Garry Morgan, who lives near the plant in Scottsboro and has long questioned the merits of the facility, said during the many starts and stops of work on the Bellefonte plant over the past 45 years, "the nuclear plant was cannibalized and stripped of critical components during the period of license surrender.

"From all indications and reports, quality assurance documentation ceased during this period," Morgan said. "There are no reports indicating the quality assurance documentation on materials, systems and parts stripped have been reestablished."

But SNC-Lavalin, a Canadian nuclear construction firm Haney hired to evaluate Bellefonte, said most of the Bellefonte facility is still useful and estimated that the Unit 1 reactor at Bellefonte could be finished for about $3 billion - only a fraction of what Georgia Power is spending to built new nuclear reactors at its Plant Vogtle in Georgia.

photo Bellefonte Nuclear Plant is pictured Monday, July 30, 2018, in Hollywood, Alabama. Nuclear Development LLC successfully bid $111 million for the Bellefonte site, with its two partially-built pressurized water reactors plus infrastructure, including switchyards, office buildings, warehouses, cooling towers, water pumping stations and railroad spurs. / Staff file photo by Erin O. Smith

Aided by more than $2 billion in production tax credits for new nuclear generation allocated for Bellefonte and the prospect of up to $5 billion or more in federal loan guarantees for the project, Haney claimed three years ago he should be able to finish both Bellefonte reactors at a cost that would allow him to deliver power as much as $500 million a year cheaper for electricity users.

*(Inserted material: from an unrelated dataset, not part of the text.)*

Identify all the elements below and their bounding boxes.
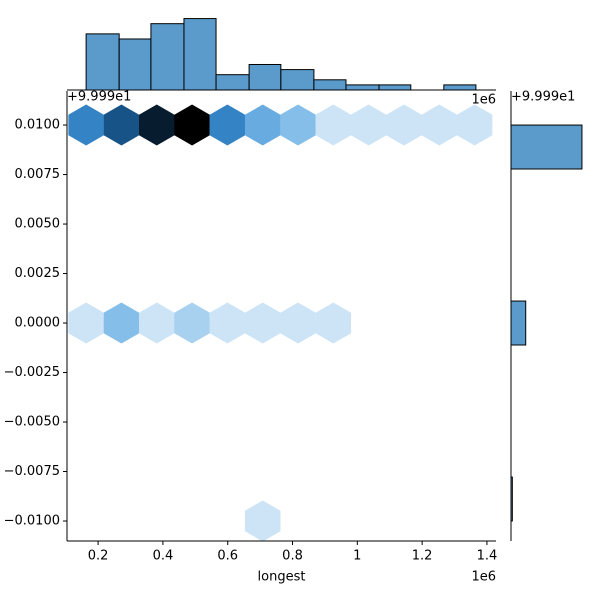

But Haney, a former Chattanooga real estate developer who now lives in south Florida, has no previous experience owning or operating a nuclear plant.

Haney has amassed a fortune over the past four decades buying, developing and leasing properties to TVA, the Internal Revenue Service and other government agencies and airports, along with hotels, office buildings and other developments. He came under Congressional criticism when it was revealed he briefly hired the former personal attorney to President Donald Trump, Michael Cohen, to try to get federal loan guarantees and foreign investors involved in the project.

Comments on Haney's proposal to finish the plant must be filed by Dec. 23, and a request for a hearing on the transfer of the construction permit for Bellefonte must be filed by Dec. 11.

Despite criticism of the license transfer by some environmentalists, NRC spokesman Scott Burnell said the NRC staff is not aware of any comments being submitted about the license transfer so far.